Finn Magill: World Music, World Traveler

In his native Swannanoa, N.C., Finn Magill may be thought of as a vastly accomplished musician in the idiom of traditional Irish music. But his interests and musical explorations have long taken him far beyond that style. He recorded an album of Malawian flavored music, Mau a Malawi, and he leads a traditional Brazilian quartet in Rio de Janeiro, where he lives part-time. The multifarious musician returned to his Asheville-area hometown for an April 11 show at the Grey Eagle, where he was joined by Scottish traditional musician Paul McKenna.

Growing up against the backdrop of the annual folk arts workshops at the Swannanoa Gathering, Magill absorbed the musical influences of his parents. “Part of it was just chance, because that was the music that I grew up hearing,” he says. “Both of my parents play traditional Irish music.” Even though he was exposed to many other styles, it was Irish music that first resonated with him. “Even when I started learning the fiddle at age 10, I never practiced the classical stuff,” he admits. “I just wanted to play Irish music.”

He got the travel bug, too. “Because my Dad was always so involved in traditional Irish music, he’d bring over these musicians; I’d hear all these Irish accents growing up.” He viewed Ireland and its culture as a “grand mystery. So of course when I went to Ireland, it was life-changing.”

By 16 Magill had twice made it to the finals in the All-Ireland fiddle championships. Yet at the same time, his keen musical interests widened. He has since spent extensive time in New York City, Africa, and Rio, among other locales. “Pretty much all of my travels have been motivated by a kind of musical tourism,” he says. “I’ve always been fascinated in music and travel, so it makes sense to combine the two when I can.”

After living in New York City for awhile, Magill decided to visit Brazil “to study Portuguese and escape the New York winter,” he says. “Once I got down there, I discovered all this amazing Brazilian music.” He discovered the traditional Brazilian music known as choro, a genre that – somewhat surprisingly – bears more similarity to Irish “trad” music than to the more well-known Brazilian samba.

“When I got into choro and started going to sessions, it kind of reminded me of Irish trad,” Magill recalls. “It’s essentially instrumental.

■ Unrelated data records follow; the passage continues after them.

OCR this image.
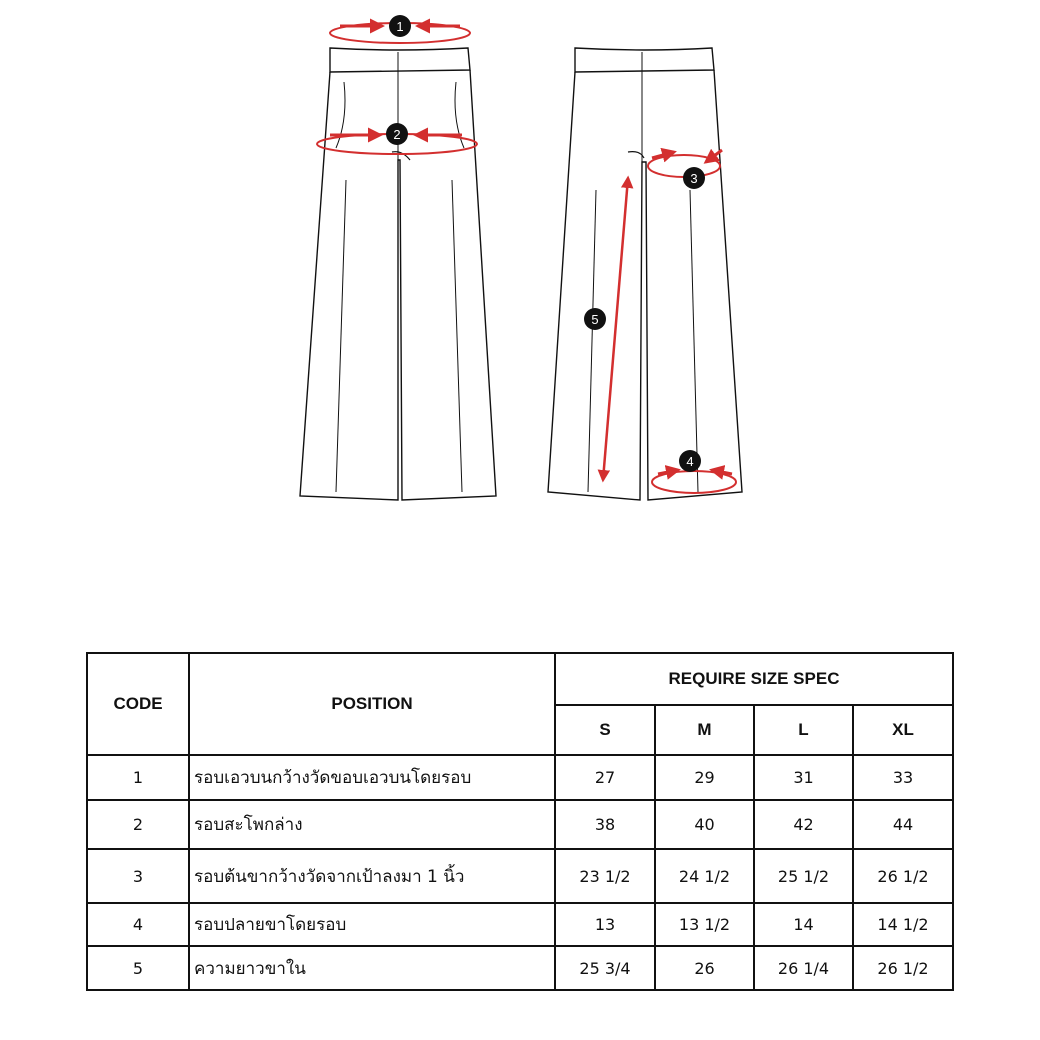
1
2
3
5
4
CODE	POSITION	REQUIRE SIZE SPEC			
		S	M	L	XL
1	รอบเอวบนกว้างวัดขอบเอวบนโดยรอบ	27	29	31	33
2	รอบสะโพกล่าง	38	40	42	44
3	รอบต้นขากว้างวัดจากเป้าลงมา 1 นิ้ว	23 1/2	24 1/2	25 1/2	26 1/2
4	รอบปลายขาโดยรอบ	13	13 1/2	14	14 1/2
5	ความยาวขาใน	25 3/4	26	26 1/4	26 1/2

You sit in a circle and people trade tunes; that’s exactly what you do both in choro and in Irish traditional music.” While Magill is open to many styles of music, something about choro immediately struck him. “When I was in West Africa, I’d be listening to polyrhythms and think, ‘What the hell is going on?’ Initially, I just couldn’t get it,” he says. “But with choro, I thought, ‘Yeah, I get this. Even if I can’t play it, I kind of know how it works.”

But he soon mastered the style, and assembled his own group to play it. “The cool thing about choro is that it absorbs all the Brazilian musical traditions,” Magill says. “Because it’s been around so long, it has spread throughout the entire country. And wherever it went, it absorbed some of the local influences.”

The same can be said of Magill himself: his music draws from his immersion in Appalachian, Irish, West African and Brazilian music. He recently released a pair of albums, Roots and Branches, both of which were recorded primarily in Chris Rosser’s Hollow Reed Studio in Asheville. Roots focuses on Irish trad, while Branches extends in myriad other directions. “The real traditional guys don’t even believe in accompaniment,” Magill says. “Irish trad isn’t chordally-based; it’s just straight melody.”

Drawing on the nexus of Magill’s and McKenna’s strengths, the Asheville focused on more traditional material. Magill explains Irish trad’s melodic underpinning. “If you’re going to learn this music, you have to really train your ear,” he says. “You have to pay attention to the minute differences in melody. In some other genres of music I enjoy – like swing – I may not know the tune, but I can hear the chord patterns and strum along. But that wouldn’t fly in Irish music,” he says. “If you didn’t know the melody, you would just not play.”